Pernikahan adalah salah satu momen paling sakral dalam kehidupan seseorang yang hanya sekali. Maka dari itulah persiapan menikah tak pernah main-main, dari tanggal pelaksanaan, tamu yang diundang sampai acara apa saja yang harus ada di dalamnya diatur sedemikian rupa.
Namun, dalam adat orang Jawa, ada bulan-bulan tertentu di mana pasangan tidak diperbolehkan melangsungkan pernikahan. Aturan tersebut ada yang sudah dilakukan sejak zaman dahulu kala. Salah satunya adalah bulan suro. Kira-kira mengapa ya tidak boleh menikah di bulan ini? Ini jawabannya!

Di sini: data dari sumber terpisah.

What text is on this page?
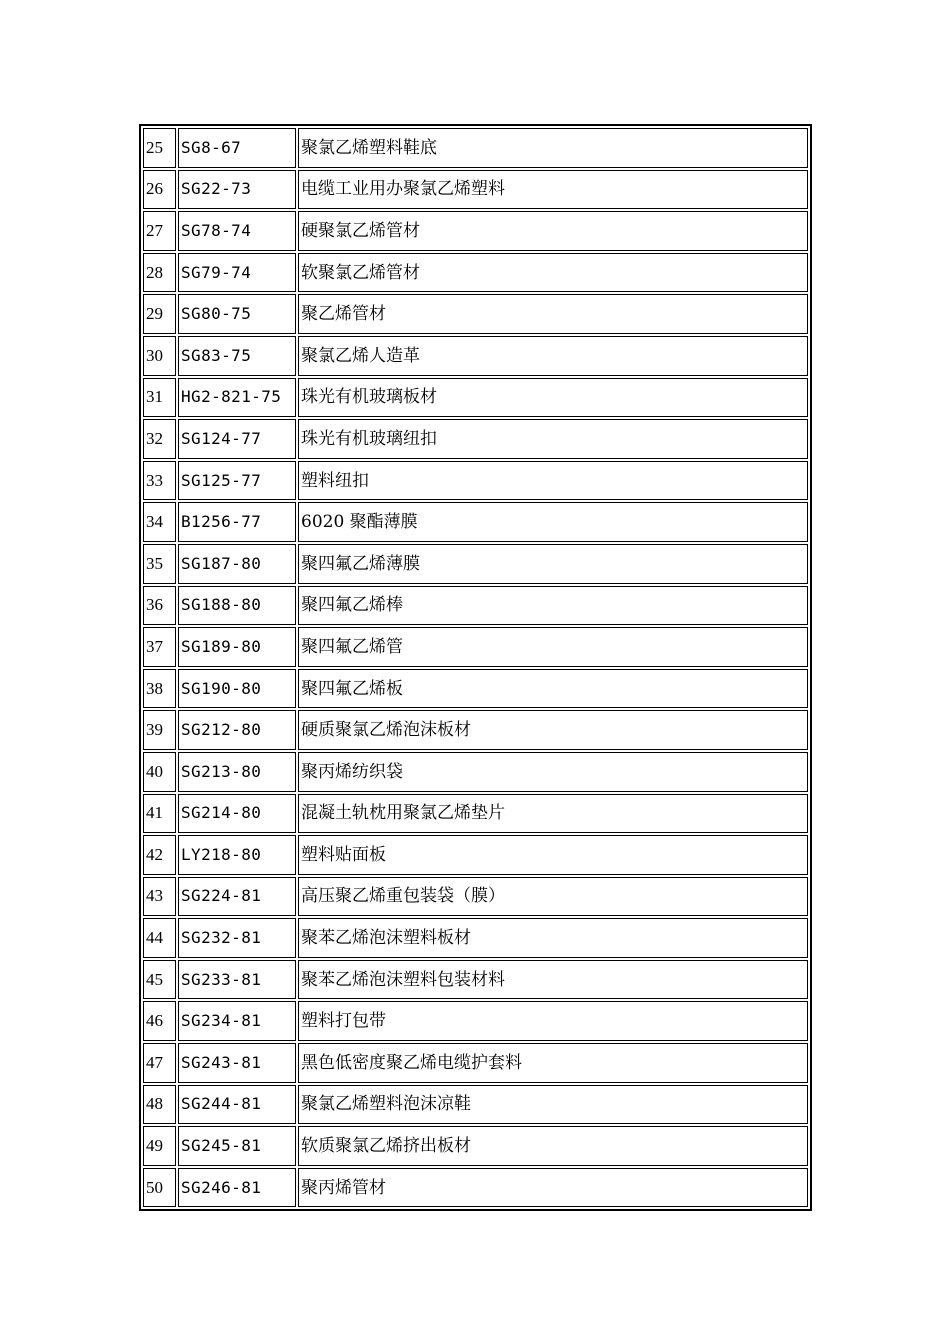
25	SG8-67	聚氯乙烯塑料鞋底
26	SG22-73	电缆工业用办聚氯乙烯塑料
27	SG78-74	硬聚氯乙烯管材
28	SG79-74	软聚氯乙烯管材
29	SG80-75	聚乙烯管材
30	SG83-75	聚氯乙烯人造革
31	HG2-821-75	珠光有机玻璃板材
32	SG124-77	珠光有机玻璃纽扣
33	SG125-77	塑料纽扣
34	B1256-77	6020 聚酯薄膜
35	SG187-80	聚四氟乙烯薄膜
36	SG188-80	聚四氟乙烯棒
37	SG189-80	聚四氟乙烯管
38	SG190-80	聚四氟乙烯板
39	SG212-80	硬质聚氯乙烯泡沫板材
40	SG213-80	聚丙烯纺织袋
41	SG214-80	混凝土轨枕用聚氯乙烯垫片
42	LY218-80	塑料贴面板
43	SG224-81	高压聚乙烯重包装袋（膜）
44	SG232-81	聚苯乙烯泡沫塑料板材
45	SG233-81	聚苯乙烯泡沫塑料包装材料
46	SG234-81	塑料打包带
47	SG243-81	黑色低密度聚乙烯电缆护套料
48	SG244-81	聚氯乙烯塑料泡沫凉鞋
49	SG245-81	软质聚氯乙烯挤出板材
50	SG246-81	聚丙烯管材
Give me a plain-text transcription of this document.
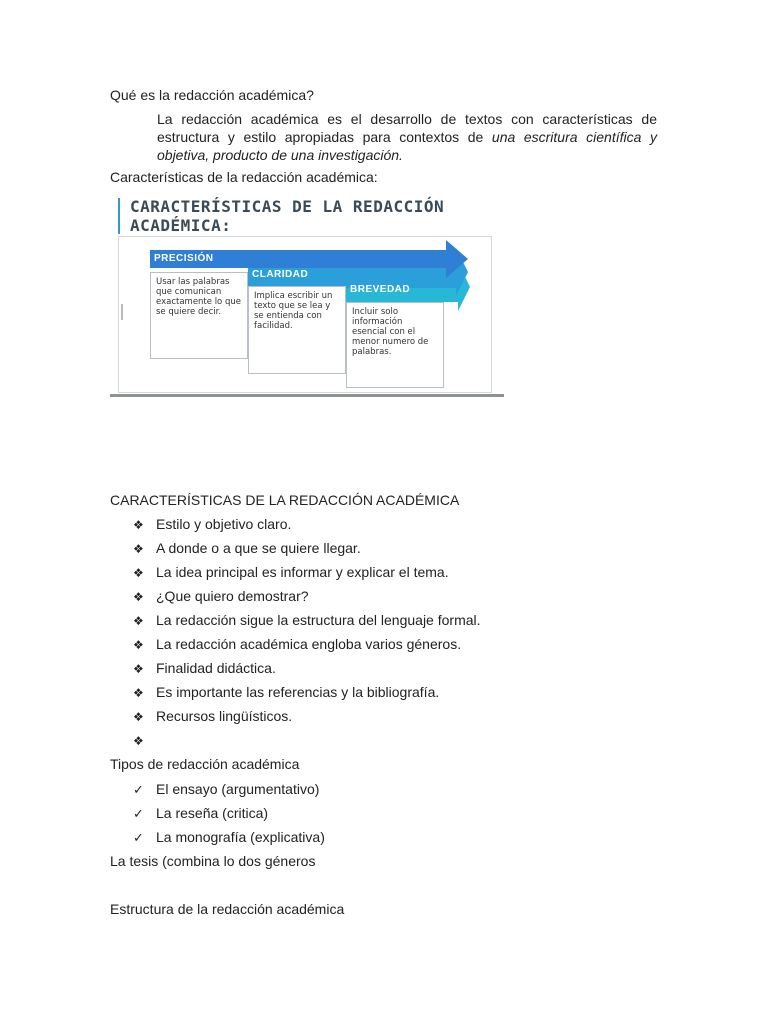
Qué es la redacción académica?
La redacción académica es el desarrollo de textos con características de estructura y estilo apropiadas para contextos de una escritura científica y objetiva, producto de una investigación.
Características de la redacción académica:
CARACTERÍSTICAS DE LA REDACCIÓN
ACADÉMICA:
PRECISIÓN
CLARIDAD
BREVEDAD
Usar las palabras que comunican exactamente lo que se quiere decir.
Implica escribir un texto que se lea y se entienda con facilidad.
Incluir solo información esencial con el menor numero de palabras.
CARACTERÍSTICAS DE LA REDACCIÓN ACADÉMICA
❖ Estilo y objetivo claro.
❖ A donde o a que se quiere llegar.
❖ La idea principal es informar y explicar el tema.
❖ ¿Que quiero demostrar?
❖ La redacción sigue la estructura del lenguaje formal.
❖ La redacción académica engloba varios géneros.
❖ Finalidad didáctica.
❖ Es importante las referencias y la bibliografía.
❖ Recursos lingüísticos.
❖
Tipos de redacción académica
✓ El ensayo (argumentativo)
✓ La reseña (critica)
✓ La monografía (explicativa)
La tesis (combina lo dos géneros
Estructura de la redacción académica
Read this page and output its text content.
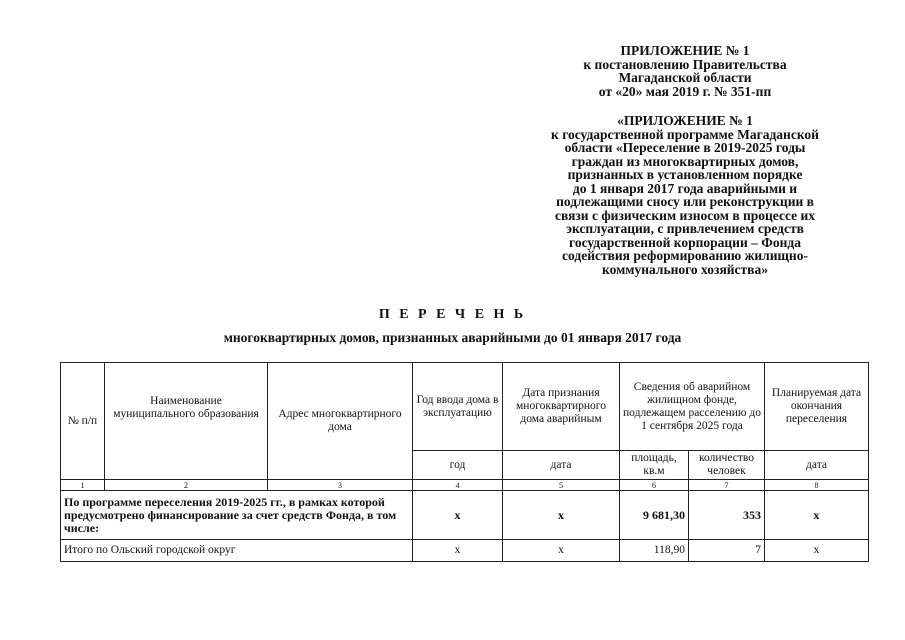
ПРИЛОЖЕНИЕ № 1
к постановлению Правительства
Магаданской области
от «20» мая 2019 г. № 351-пп
«ПРИЛОЖЕНИЕ № 1
к государственной программе Магаданской
области «Переселение в 2019-2025 годы
граждан из многоквартирных домов,
признанных в установленном порядке
до 1 января 2017 года аварийными и
подлежащими сносу или реконструкции в
связи с физическим износом в процессе их
эксплуатации, с привлечением средств
государственной корпорации – Фонда
содействия реформированию жилищно-
коммунального хозяйства»
П Е Р Е Ч Е Н Ь
многоквартирных домов, признанных аварийными до 01 января 2017 года
№ п/п	Наименование муниципального образования	Адрес многоквартирного дома	Год ввода дома в эксплуатацию	Дата признания многоквартирного дома аварийным	Сведения об аварийном жилищном фонде, подлежащем расселению до 1 сентября 2025 года		Планируемая дата окончания переселения
			год	дата	площадь, кв.м	количество человек	дата
1	2	3	4	5	6	7	8
По программе переселения 2019-2025 гг., в рамках которой предусмотрено финансирование за счет средств Фонда, в том числе:			х	х	9 681,30	353	х
Итого по Ольский городской округ			х	х	118,90	7	х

Penyebab awal mengapa menikah di bulan suro dilarang
Sebagai negara yang pernah dikuasai oleh kerajaan Hindu, tentu masih ada budaya mereka yang tertinggal. Suro dalam sejarahnya adalah dewa dari Batara Kala, suro ini berperan sebagai penguasa waktu yang menjalankan hukum karma. Nah, sebagai penguasa karma, Suro adalah sosok yang memakan (nasib manusia) sehingga nasibnya menjadi buruk. Karena hal tersebutlah, menikah, pindah rumah menjadi hal yang dihindari agar tak terkena aura buruk.
Bisa mendatangkan banyak kesialan
Dalam kalender Jawa, bulan suro ini dianggap sebagai bulan sial, pembawa bencana, musibah, dan sangat keramat. Orang Jawa sangat percaya jika menikah di bulan suro dapat mendatangkan berbagai dampak buruk pula. Bisa saja rawan terjadi masalah dalam rumah tangga, kecurian harta, serta ada salah satu yang harus meninggal lebih dulu. Namun, seorang pengamat budaya, Han Gagas mengatakan kalau misalnya ijab qobul sudah dilaksanakan sebelum bulan suro, maka sah-sah saja untuk syukuran resepsi di bulan ini.
Sebagai bulan spiritual untuk menjalankan ibadah
Tak hanya sebatas membuang sial ternyata, pernikahan di bulan suro ini dilarang karena adahal lain. Seperti dilansir dari Grid.id, Han Gagas mengatakan jika bulan suro adalah bulan spiritual di mana seharusnya masyarakat lebih banyak melaukuan perenungan diri, beribadah, mendekatkan diri kepada Tuhannya, serta membersihkan diri dari semua hal yang sifatnya duniawi. Sehingga larangan menikah ini muncul karena biasanya pernikahan sering diiringi resepsi besar-besaran, bahkan ada yang sampai lebih dari 3 hari.
Rehat sejenak untuk alasan memperbaiki ekonomi
Dalam adat Jawa, sepanjang tahun boleh melaksanakan pernikahan, terkecuali sepanjang bulan Muharram ini. Nah, ternyata alasannya simple saja dan masih berkaitan dengan manajemen ekonomi. Suro dijadikan sebagai let (jeda) untuk tidak menghadiri sekian banyak undangan walimah dan pernikahan, sehingga dengan begitu mereka tidak ngoyo dan memikirkan biaya sumbangan setiap menghadiri resepsi. Dengan begitu, uang selama bulan suro ini bisa digunakan untuk berbagai kepentingan lain.
Segala penyebab di atas kembali lagi ke diri kita masing-masing, karena tidak semua adat di Indonesia sama. Ada yang melaksanakan pernikahan di bulan ini tetapi berakhir dengan bahagia, aman damai, serta tak ada kesialan apapun yang menimpa. Bagi yang membuat larangan ini pun, apapun alasannya tujuan di atas bisa diterima dan punya maksud baik kok.